At the same time, YouTube’s head of music Lyor Cohen wrote a blog post encouraging music companies and creators to start or increase their ad spend with the platform. The COVID-19 pandemic “fundamentally changed the music industry forever” after concerts came to a halt, he wrote, which encouraged people to consume more music on online platforms. This made it the best time, he said, for the industry and creator community to reach their fans.
Cohen noted that over 50% of logged-in YouTube viewers who watch music content in a day consume more than 10 minutes of music-related content. Furthermore, watch-time on TV screens of recorded live music performances jumped 100% from July 2019 to July 2020.
“For advertisers, this shift has created new opportunities to reach attentive, engaged audiences through digital music content,” he said.
“But many marketers are hesitant to invest because of common myths about music content and its impact on marketing goals.”
In the meantime, YouTube’s pitch to Madison Avenue seemed bolstered with the release of a new report from Midia Research, which estimated YouTube generated about $2.2 billion in music rights holder royalties from its ad business in 2019.

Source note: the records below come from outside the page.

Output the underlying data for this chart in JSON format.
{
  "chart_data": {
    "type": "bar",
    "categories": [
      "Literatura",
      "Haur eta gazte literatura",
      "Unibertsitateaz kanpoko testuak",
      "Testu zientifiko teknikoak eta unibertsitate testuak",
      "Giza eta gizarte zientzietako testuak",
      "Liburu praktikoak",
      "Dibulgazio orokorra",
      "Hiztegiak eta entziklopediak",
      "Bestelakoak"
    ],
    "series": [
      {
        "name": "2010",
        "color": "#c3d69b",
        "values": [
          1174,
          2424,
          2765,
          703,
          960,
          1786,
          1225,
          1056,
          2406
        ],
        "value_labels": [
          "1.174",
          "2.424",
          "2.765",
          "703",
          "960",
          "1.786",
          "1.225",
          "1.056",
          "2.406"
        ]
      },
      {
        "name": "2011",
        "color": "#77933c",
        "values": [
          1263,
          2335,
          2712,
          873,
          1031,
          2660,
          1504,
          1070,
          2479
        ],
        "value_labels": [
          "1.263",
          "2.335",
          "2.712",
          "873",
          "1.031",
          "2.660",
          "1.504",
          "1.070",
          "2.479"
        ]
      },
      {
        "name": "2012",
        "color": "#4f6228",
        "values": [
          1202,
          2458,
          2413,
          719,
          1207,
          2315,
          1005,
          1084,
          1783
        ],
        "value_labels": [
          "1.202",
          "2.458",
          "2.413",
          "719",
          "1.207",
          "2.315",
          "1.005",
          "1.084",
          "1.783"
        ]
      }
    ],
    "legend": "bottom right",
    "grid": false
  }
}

“Music retains its role as the leading source of YouTube revenue,” the report emphasised, adding that “music-related videos also represented 32% of all views in 2019”.
Midia founder Mark Mulligan wrote in the report: “The amount of revenue that YouTube pays the music industry is not the issue; instead, it is the price per stream.”
Music, while growing commercially, under-performs compared to other genres like gaming. This is because music videos are relatively too short to insert ads into, and most music services except for those in Asia and Latin America are artist-centric and do not have enough content to drive channel engagement.
Nevertheless, the report said, “Currently, YouTube is becoming more important to music than music is to YouTube.
“YouTube continues to dominate the global music streaming market, with 47% music weekly active user penetration, ahead of Spotify in second place at 29%.
“Being the most widely used music streaming app across all ages, with weekly active usage highest among 16-19-year-olds at 70% penetration, YouTube is simultaneously a key ad-supported, premium, marketing and discovery asset for artists and labels.”